Este pasar despacio sin sonido,
esperando el gemido de lo oscuro.(Vicente Aleixandre)
Marcho a la playa, a la nuestra, sin ir más lejos, cuando el sol acude rozando las estribaciones del Massis de Garraf y por momentos se sumerge en el mar, entonces, las aguas y el cielo se entintan con las más variadas tonalidades. Ha comenzado el crepúsculo.
Acuden muchas personas, algunas de ciudades cercanas, para contemplar al día que se va y al acabar, los aplausos rompen el emocionado silencio.
En una madrugada insomne, he recordado otro crepúsculo. Era un poema pensando en Sadako Sasaki, otra ausente, que escribí a los pocos días de volver, invadido por la melancolía de Hiroshima:
Cuando llegue al Mediterráneo, pediré que traigan todos tus recuerdos.

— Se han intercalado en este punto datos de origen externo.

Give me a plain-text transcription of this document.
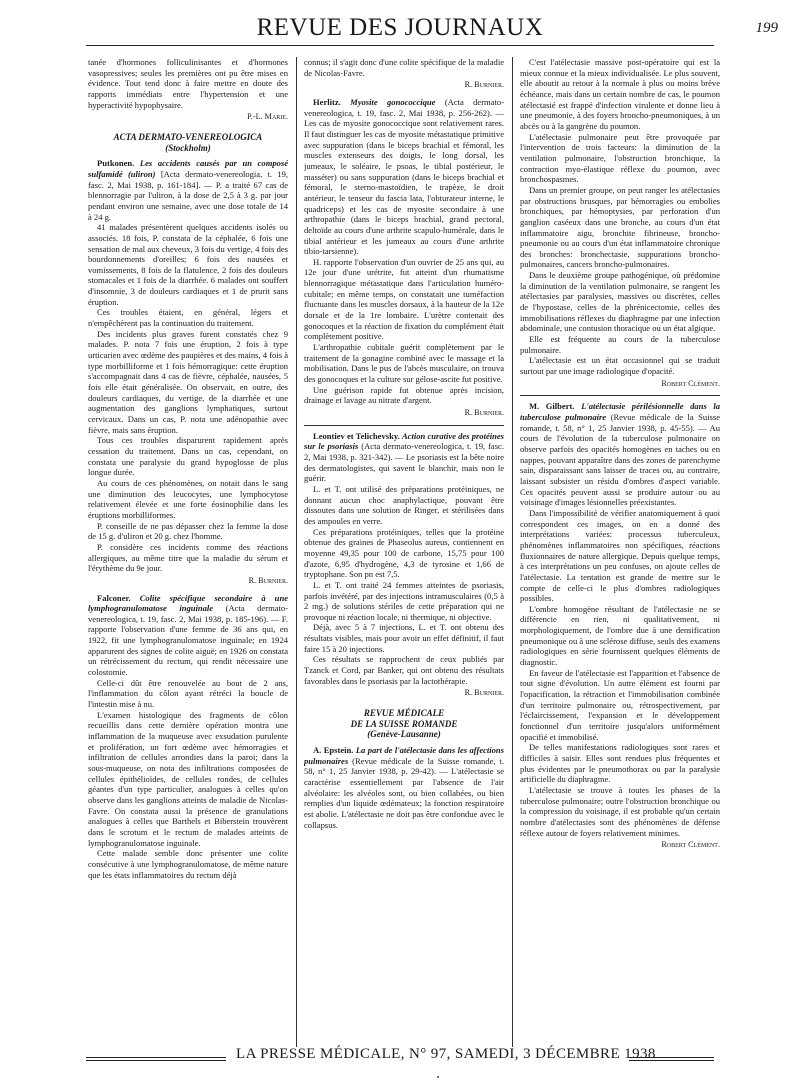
REVUE DES JOURNAUX	199

tanée d'hormones folliculinisantes et d'hormones vasopressives; seules les premières ont pu être mises en évidence. Tout tend donc à faire mettre en doute des rapports immédiats entre l'hypertension et une hyperactivité hypophysaire.

P.-L. Marie.
ACTA DERMATO-VENEREOLOGICA
(Stockholm)

Putkonen. Les accidents causés par un composé sulfamidé (uliron) [Acta dermato-venereologia, t. 19, fasc. 2, Mai 1938, p. 161-184]. — P. a traité 67 cas de blennorragie par l'uliron, à la dose de 2,5 à 3 g. par jour pendant environ une semaine, avec une dose totale de 14 à 24 g.

41 malades présentèrent quelques accidents isolés ou associés. 18 fois, P. constata de la céphalée, 6 fois une sensation de mal aux cheveux, 3 fois du vertige, 4 fois des bourdonnements d'oreilles; 6 fois des nausées et vomissements, 8 fois de la flatulence, 2 fois des douleurs stomacales et 1 fois de la diarrhée. 6 malades ont souffert d'insomnie, 3 de douleurs cardiaques et 1 de prurit sans éruption.

Ces troubles étaient, en général, légers et n'empêchèrent pas la continuation du traitement.

Des incidents plus graves furent constatés chez 9 malades. P. nota 7 fois une éruption, 2 fois à type urticarien avec œdème des paupières et des mains, 4 fois à type morbilliforme et 1 fois hémorragique: cette éruption s'accompagnait dans 4 cas de fièvre, céphalée, nausées, 5 fois elle était généralisée. On observait, en outre, des douleurs cardiaques, du vertige, de la diarrhée et une augmentation des ganglions lymphatiques, surtout cervicaux. Dans un cas, P. nota une adénopathie avec fièvre, mais sans éruption.

Tous ces troubles disparurent rapidement après cessation du traitement. Dans un cas, cependant, on constata une paralysie du grand hypoglosse de plus longue durée.

Au cours de ces phénomènes, on notait dans le sang une diminution des leucocytes, une lymphocytose relativement élevée et une forte éosinophilie dans les éruptions morbilliformes.

P. conseille de ne pas dépasser chez la femme la dose de 15 g. d'uliron et 20 g. chez l'homme.

P. considère ces incidents comme des réactions allergiques, au même titre que la maladie du sérum et l'érythème du 9e jour.

R. Burnier.

Falconer. Colite spécifique secondaire à une lymphogranulomatose inguinale (Acta dermato-venereologica, t. 19, fasc. 2, Mai 1938, p. 185-196). — F. rapporte l'observation d'une femme de 36 ans qui, en 1922, fit une lymphogranulomatose inguinale; en 1924 apparurent des signes de colite aiguë; en 1926 on constata un rétrécissement du rectum, qui rendit nécessaire une colostomie.

Celle-ci dût être renouvelée au bout de 2 ans, l'inflammation du côlon ayant rétréci la boucle de l'intestin mise à nu.

L'examen histologique des fragments de côlon recueillis dans cette dernière opération montra une inflammation de la muqueuse avec exsudation purulente et prolifération, un fort œdème avec hémorragies et infiltration de cellules arrondies dans la paroi; dans la sous-muqueuse, on nota des infiltrations composées de cellules épithélioïdes, de cellules rondes, de cellules géantes d'un type particulier, analogues à celles qu'on observe dans les ganglions atteints de maladie de Nicolas-Favre. On constata aussi la présence de granulations analogues à celles que Barthels et Biberstein trouvèrent dans le scrotum et le rectum de malades atteints de lymphogranulomatose inguinale.

Cette malade semble donc présenter une colite consécutive à une lymphogranulomatose, de même nature que les états inflammatoires du rectum déjà

connus; il s'agit donc d'une colite spécifique de la maladie de Nicolas-Favre.

R. Burnier.

Herlitz. Myosite gonococcique (Acta dermato-venereologica, t. 19, fasc. 2, Mai 1938, p. 256-262). — Les cas de myosite gonococcique sont relativement rares. Il faut distinguer les cas de myosite métastatique primitive avec suppuration (dans le biceps brachial et fémoral, les muscles extenseurs des doigts, le long dorsal, les jumeaux, le soléaire, le psoas, le tibial postérieur, le masséter) ou sans suppuration (dans le biceps brachial et fémoral, le sterno-mastoïdien, le trapèze, le droit antérieur, le tenseur du fascia lata, l'obturateur interne, le quadriceps) et les cas de myosite secondaire à une arthropathie (dans le biceps brachial, grand pectoral, deltoïde au cours d'une arthrite scapulo-humérale, dans le tibial antérieur et les jumeaux au cours d'une arthrite tibio-tarsienne).

H. rapporte l'observation d'un ouvrier de 25 ans qui, au 12e jour d'une urétrite, fut atteint d'un rhumatisme blennorragique métastatique dans l'articulation huméro-cubitale; en même temps, on constatait une tuméfaction fluctuante dans les muscles dorsaux, à la hauteur de la 12e dorsale et de la 1re lombaire. L'urètre contenait des gonocoques et la réaction de fixation du complément était complètement positive.

L'arthropathie cubitale guérit complètement par le traitement de la gonagine combiné avec le massage et la mobilisation. Dans le pus de l'abcès musculaire, on trouva des gonocoques et la culture sur gélose-ascite fut positive.

Une guérison rapide fut obtenue après incision, drainage et lavage au nitrate d'argent.

R. Burnier.

Leontiev et Telichevsky. Action curative des protéines sur le psoriasis (Acta dermato-venereologica, t. 19, fasc. 2, Mai 1938, p. 321-342). — Le psoriasis est la bête noire des dermatologistes, qui savent le blanchir, mais non le guérir.

L. et T. ont utilisé des préparations protéiniques, ne donnant aucun choc anaphylactique, pouvant être dissoutes dans une solution de Ringer, et stérilisées dans des ampoules en verre.

Ces préparations protéiniques, telles que la protéine obtenue des graines de Phaseolus aureus, contiennent en moyenne 49,35 pour 100 de carbone, 15,75 pour 100 d'azote, 6,95 d'hydrogène, 4,3 de tyrosine et 1,66 de tryptophane. Son pn est 7,5.

L. et T. ont traité 24 femmes atteintes de psoriasis, parfois invétéré, par des injections intramusculaires (0,5 à 2 mg.) de solutions stériles de cette préparation qui ne provoque ni réaction locale, ni thermique, ni objective.

Déjà, avec 5 à 7 injections, L. et T. ont obtenu des résultats visibles, mais pour avoir un effet définitif, il faut faire 15 à 20 injections.

Ces résultats se rapprochent de ceux publiés par Tzanck et Cord, par Banker, qui ont obtenu des résultats favorables dans le psoriasis par la lactothérapie.

R. Burnier.
REVUE MÉDICALE
DE LA SUISSE ROMANDE
(Genève-Lausanne)

A. Epstein. La part de l'atélectasie dans les affections pulmonaires (Revue médicale de la Suisse romande, t. 58, n° 1, 25 Janvier 1938, p. 29-42). — L'atélectasie se caractérise essentiellement par l'absence de l'air alvéolaire: les alvéoles sont, ou bien collabées, ou bien remplies d'un liquide œdémateux; la fonction respiratoire est abolie. L'atélectasie ne doit pas être confondue avec le collapsus.

C'est l'atélectasie massive post-opératoire qui est la mieux connue et la mieux individualisée. Le plus souvent, elle aboutit au retour à la normale à plus ou moins brève échéance, mais dans un certain nombre de cas, le poumon atélectasié est frappé d'infection virulente et donne lieu à une pneumonie, à des foyers broncho-pneumoniques, à un abcès ou à la gangrène du poumon.

L'atélectasie pulmonaire peut être provoquée par l'intervention de trois facteurs: la diminution de la ventilation pulmonaire, l'obstruction bronchique, la contraction myo-élastique réflexe du poumon, avec bronchospasmes.

Dans un premier groupe, on peut ranger les atélectasies par obstructions brusques, par hémorragies ou embolies bronchiques, par hémoptysies, par perforation d'un ganglion caséeux dans une bronche, au cours d'un état inflammatoire aigu, bronchite fibrineuse, broncho-pneumonie ou au cours d'un état inflammatoire chronique des bronches: bronchectasie, suppurations broncho-pulmonaires, cancers broncho-pulmonaires.

Dans le deuxième groupe pathogénique, où prédomine la diminution de la ventilation pulmonaire, se rangent les atélectasies par paralysies, massives ou discrètes, celles de l'hypostase, celles de la phrénicectomie, celles des immobilisations réflexes du diaphragme par une infection abdominale, une contusion thoracique ou un état algique.

Elle est fréquente au cours de la tuberculose pulmonaire.

L'atélectasie est un état occasionnel qui se traduit surtout par une image radiologique d'opacité.

Robert Clément.

M. Gilbert. L'atélectasie périlésionnelle dans la tuberculose pulmonaire (Revue médicale de la Suisse romande, t. 58, n° 1, 25 Janvier 1938, p. 45-55). — Au cours de l'évolution de la tuberculose pulmonaire on observe parfois des opacités homogènes en taches ou en nappes, pouvant apparaître dans des zones de parenchyme sain, disparaissant sans laisser de traces ou, au contraire, laissant subsister un résidu d'ombres d'aspect variable. Ces opacités peuvent aussi se produire autour ou au voisinage d'images lésionnelles préexistantes.

Dans l'impossibilité de vérifier anatomiquement à quoi correspondent ces images, on en a donné des interprétations variées: processus tuberculeux, phénomènes inflammatoires non spécifiques, réactions fluxionnaires de nature allergique. Depuis quelque temps, à ces interprétations un peu confuses, on ajoute celles de l'atélectasie. La tentation est grande de mettre sur le compte de celle-ci le plus d'ombres radiologiques possibles.

L'ombre homogène résultant de l'atélectasie ne se différencie en rien, ni qualitativement, ni morphologiquement, de l'ombre due à une densification pneumonique ou à une sclérose diffuse, seuls des examens radiologiques en série fournissent quelques éléments de diagnostic.

En faveur de l'atélectasie est l'apparition et l'absence de tout signe d'évolution. Un autre élément est fourni par l'opacification, la rétraction et l'immobilisation combinée d'un territoire pulmonaire ou, rétrospectivement, par l'éclaircissement, l'expansion et le développement fonctionnel d'un territoire jusqu'alors uniformément opacifié et immobilisé.

De telles manifestations radiologiques sont rares et difficiles à saisir. Elles sont rendues plus fréquentes et plus évidentes par le pneumothorax ou par la paralysie artificielle du diaphragme.

L'atélectasie se trouve à toutes les phases de la tuberculose pulmonaire; outre l'obstruction bronchique ou la compression du voisinage, il est probable qu'un certain nombre d'atélectasies sont des phénomènes de défense réflexe autour de foyers relativement minimes.

Robert Clément.
LA PRESSE MÉDICALE, N° 97, SAMEDI, 3 DÉCEMBRE 1938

No sé si podré guardar tantos, pero estaré lejos, observándote
en todas las niñas que pasen junta a mí, llenas de rayos gamma y Nivea Sun.
Aguardaré a que el sol desde el bulevar poniente
derrame sus amarillos, los naranjas y algún púrpura singular.
El azul oscuro para el cenit
y el Cinturón de Venus, tal vez, como obsequio de despedida.
Los caminos que recorremos son arterias que llevan emociones. ¿Podremos volver?
Escribir es querer vencer la distancia con un poema entre los dientes.
Conectar el móvil, localizar el norte y emprender un viaje a ninguna parte de la nostalgia, recorrer calles y olores que ya no existen. Entonces escribes a vuela pluma y con pasión para, al final, no decir nada, porque ni siquiera somos palabra.